Como seres humanos somos estranhos na nossa relação com outras espécies. Confinamos os nossos quando esses são condenados por crimes. Porém, encarceramos outras espécies, que jamais nos causaram qualquer mal, simplesmente porque, ao nos considerarmos superiores, nos colocamos em posição de subjugar aqueles que não partilham das nossas habilidades e do mesmo código comunicativo que nós. Porque a esses relegamos o destino da servidão que finda com a morte.
A ideia da inferiorização do que é diferente há muito embruteceu o ser humano. E mesmo hoje, quando o pretexto de suplantar o outro é mais desnecessário do que nunca, até mesmo aqueles que gozam de certas habilidades intelectuais defendem essa prática. Mas por que as coisas são assim?
Simplesmente porque muitos não reconhecem ou preferem não reconhecer que o que fazem nada mais é do que perpetuar hábitos facilmente substituíveis e vícios do paladar que se arrastam por gerações, ou que se desenvolvem a partir dos nossos pontos de vulnerabilidade. Sim, porque se digo que sou incapaz de me abster do consumo de animais, por exemplo, sou, sem dúvida, inábil em controlar as minhas próprias vontades – o que é uma axiomática fraqueza.
O ser humano, independente de inteligência ou níveis de empatia, quando é dominado por algo, não raramente sofre de um tipo criterioso de cegueira, mas é uma cegueira viciosa e deleitável que suprime as possibilidades de ser vista como algo problemático – o que exigiria reflexão e reavaliação sobre quem somos, quem são os outros e o que fazemos. O prazer que determinados humanos têm com a reafirmação da ideia da superioridade e seus despejos a partir da morte de outras criaturas também é um endosso comum desse hábito.

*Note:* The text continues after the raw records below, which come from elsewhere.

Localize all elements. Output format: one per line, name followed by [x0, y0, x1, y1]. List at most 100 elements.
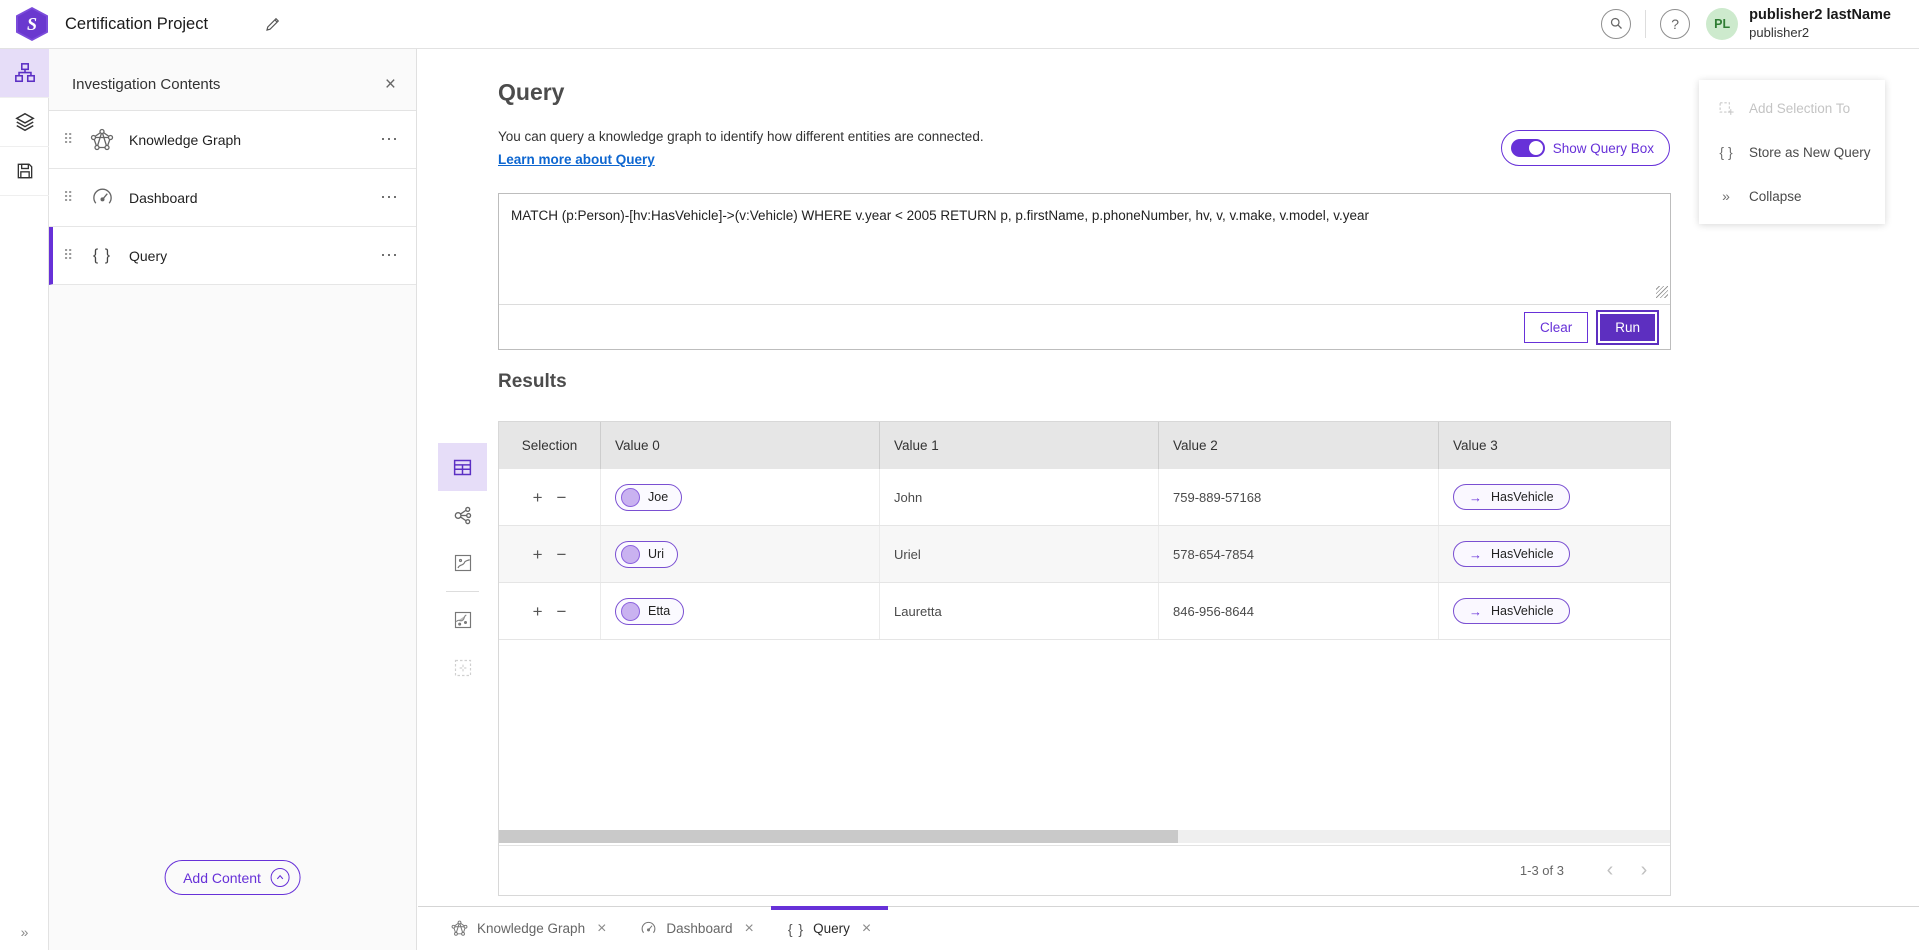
query-actions-menu: Add Selection To { } Store as New Query … — [1699, 80, 1885, 224]
add-selection-button[interactable]: + — [533, 603, 543, 620]
toggle-track — [1511, 139, 1545, 157]
remove-selection-button[interactable]: − — [557, 603, 567, 620]
selection-cell: + − — [499, 526, 601, 582]
close-tab-icon[interactable]: × — [597, 920, 606, 938]
menu-item-add-selection-to: Add Selection To — [1699, 86, 1885, 130]
view-switcher-divider — [446, 591, 479, 592]
entity-node-pill[interactable]: Etta — [615, 598, 684, 625]
results-view-switcher — [438, 443, 487, 692]
menu-item-store-as-new-query[interactable]: { } Store as New Query — [1699, 130, 1885, 174]
remove-selection-button[interactable]: − — [557, 489, 567, 506]
selection-cell: + − — [499, 469, 601, 525]
show-query-box-toggle[interactable]: Show Query Box — [1501, 130, 1670, 166]
tab-label: Knowledge Graph — [477, 921, 585, 936]
chevron-up-icon — [271, 868, 290, 887]
clear-button[interactable]: Clear — [1524, 312, 1588, 343]
tab-dashboard[interactable]: Dashboard × — [623, 907, 770, 950]
scrollbar-thumb[interactable] — [499, 830, 1178, 843]
resize-handle[interactable] — [1656, 286, 1668, 298]
phone-cell: 759-889-57168 — [1159, 469, 1439, 525]
edge-label: HasVehicle — [1491, 490, 1554, 504]
dashboard-icon — [640, 920, 657, 937]
search-icon[interactable] — [1601, 9, 1631, 39]
query-box-footer: Clear Run — [499, 304, 1670, 349]
menu-item-label: Collapse — [1749, 189, 1802, 204]
geo-map-view-icon[interactable] — [438, 596, 487, 644]
query-box: MATCH (p:Person)-[hv:HasVehicle]->(v:Veh… — [498, 193, 1671, 350]
column-header-selection[interactable]: Selection — [499, 422, 601, 469]
rail-item-layers[interactable] — [0, 98, 49, 147]
add-content-button[interactable]: Add Content — [164, 860, 301, 895]
edit-title-icon[interactable] — [264, 15, 282, 33]
close-tab-icon[interactable]: × — [862, 920, 871, 938]
bottom-tab-bar: Knowledge Graph × Dashboard × { } Query … — [418, 906, 1919, 950]
column-header-value2[interactable]: Value 2 — [1159, 422, 1439, 469]
close-tab-icon[interactable]: × — [744, 920, 753, 938]
entity-label: Etta — [648, 604, 670, 618]
help-icon[interactable]: ? — [1660, 9, 1690, 39]
drag-handle-icon[interactable]: ⠿ — [63, 189, 83, 206]
query-page: Query You can query a knowledge graph to… — [418, 49, 1919, 906]
left-rail: » — [0, 49, 49, 950]
edge-pill[interactable]: → HasVehicle — [1453, 541, 1570, 567]
first-name-cell: Uriel — [880, 526, 1159, 582]
query-input[interactable]: MATCH (p:Person)-[hv:HasVehicle]->(v:Veh… — [499, 194, 1670, 295]
expand-rail-icon[interactable]: » — [0, 924, 49, 940]
knowledge-graph-icon — [89, 128, 115, 152]
project-title: Certification Project — [65, 15, 208, 34]
user-avatar[interactable]: PL — [1706, 8, 1738, 40]
content-item-knowledge-graph[interactable]: ⠿ Knowledge Graph ⋯ — [49, 111, 416, 169]
edge-cell: → HasVehicle — [1439, 469, 1670, 525]
content-item-dashboard[interactable]: ⠿ Dashboard ⋯ — [49, 169, 416, 227]
edge-pill[interactable]: → HasVehicle — [1453, 598, 1570, 624]
table-view-icon[interactable] — [438, 443, 487, 491]
learn-more-link[interactable]: Learn more about Query — [498, 152, 655, 167]
phone-cell: 846-956-8644 — [1159, 583, 1439, 639]
drag-handle-icon[interactable]: ⠿ — [63, 131, 83, 148]
tab-query[interactable]: { } Query × — [771, 907, 888, 950]
menu-item-label: Add Selection To — [1749, 101, 1850, 116]
braces-icon: { } — [1716, 144, 1736, 160]
rail-item-contents[interactable] — [0, 49, 49, 98]
topbar-divider — [1645, 10, 1646, 38]
overflow-menu-icon[interactable]: ⋯ — [380, 245, 398, 266]
overflow-menu-icon[interactable]: ⋯ — [380, 129, 398, 150]
drag-handle-icon[interactable]: ⠿ — [63, 247, 83, 264]
entity-node-pill[interactable]: Joe — [615, 484, 682, 511]
previous-page-icon[interactable]: ‹ — [1596, 859, 1624, 882]
horizontal-scrollbar[interactable] — [499, 830, 1670, 843]
add-selection-button[interactable]: + — [533, 546, 543, 563]
column-header-value0[interactable]: Value 0 — [601, 422, 880, 469]
entity-node-pill[interactable]: Uri — [615, 541, 678, 568]
next-page-icon[interactable]: › — [1630, 859, 1658, 882]
close-panel-icon[interactable]: × — [385, 78, 396, 92]
add-content-label: Add Content — [183, 870, 261, 886]
map-view-icon[interactable] — [438, 539, 487, 587]
hierarchy-icon — [14, 62, 36, 84]
column-header-value3[interactable]: Value 3 — [1439, 422, 1670, 469]
user-menu[interactable]: publisher2 lastName publisher2 — [1749, 8, 1891, 40]
menu-item-label: Store as New Query — [1749, 145, 1871, 160]
overflow-menu-icon[interactable]: ⋯ — [380, 187, 398, 208]
results-title: Results — [498, 371, 567, 393]
rail-item-save[interactable] — [0, 147, 49, 196]
edge-pill[interactable]: → HasVehicle — [1453, 484, 1570, 510]
remove-selection-button[interactable]: − — [557, 546, 567, 563]
run-button[interactable]: Run — [1598, 312, 1657, 343]
save-icon — [15, 161, 35, 181]
entity-avatar — [621, 602, 640, 621]
network-view-icon[interactable] — [438, 491, 487, 539]
tab-label: Dashboard — [666, 921, 732, 936]
tab-knowledge-graph[interactable]: Knowledge Graph × — [434, 907, 623, 950]
entity-cell: Joe — [601, 469, 880, 525]
column-header-value1[interactable]: Value 1 — [880, 422, 1159, 469]
content-list: ⠿ Knowledge Graph ⋯ ⠿ Das — [49, 110, 416, 285]
top-bar: S Certification Project ? PL publisher2 … — [0, 0, 1919, 49]
content-item-query[interactable]: ⠿ { } Query ⋯ — [49, 227, 416, 285]
add-selection-button[interactable]: + — [533, 489, 543, 506]
user-name: publisher2 lastName — [1749, 8, 1891, 24]
entity-label: Uri — [648, 547, 664, 561]
add-selection-icon — [1716, 100, 1736, 117]
app-logo-icon[interactable]: S — [15, 6, 49, 42]
menu-item-collapse[interactable]: » Collapse — [1699, 174, 1885, 218]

Há algo de altaneiro, e não no bom sentido, no ser humano que, desconsiderando as implicações de suas escolhas para as vítimas, busca pretextos para justificar o consumo de animais. A verdade é muito simples – se há vida saudável sem morte, a matança é sempre injustificada. Afinal, todo alimento proveniente de privação, sofrimento e morte é resultado de nossas escolhas ou do condicionamento dessas escolhas; sejam culturais ou não, conscienciosas ou não.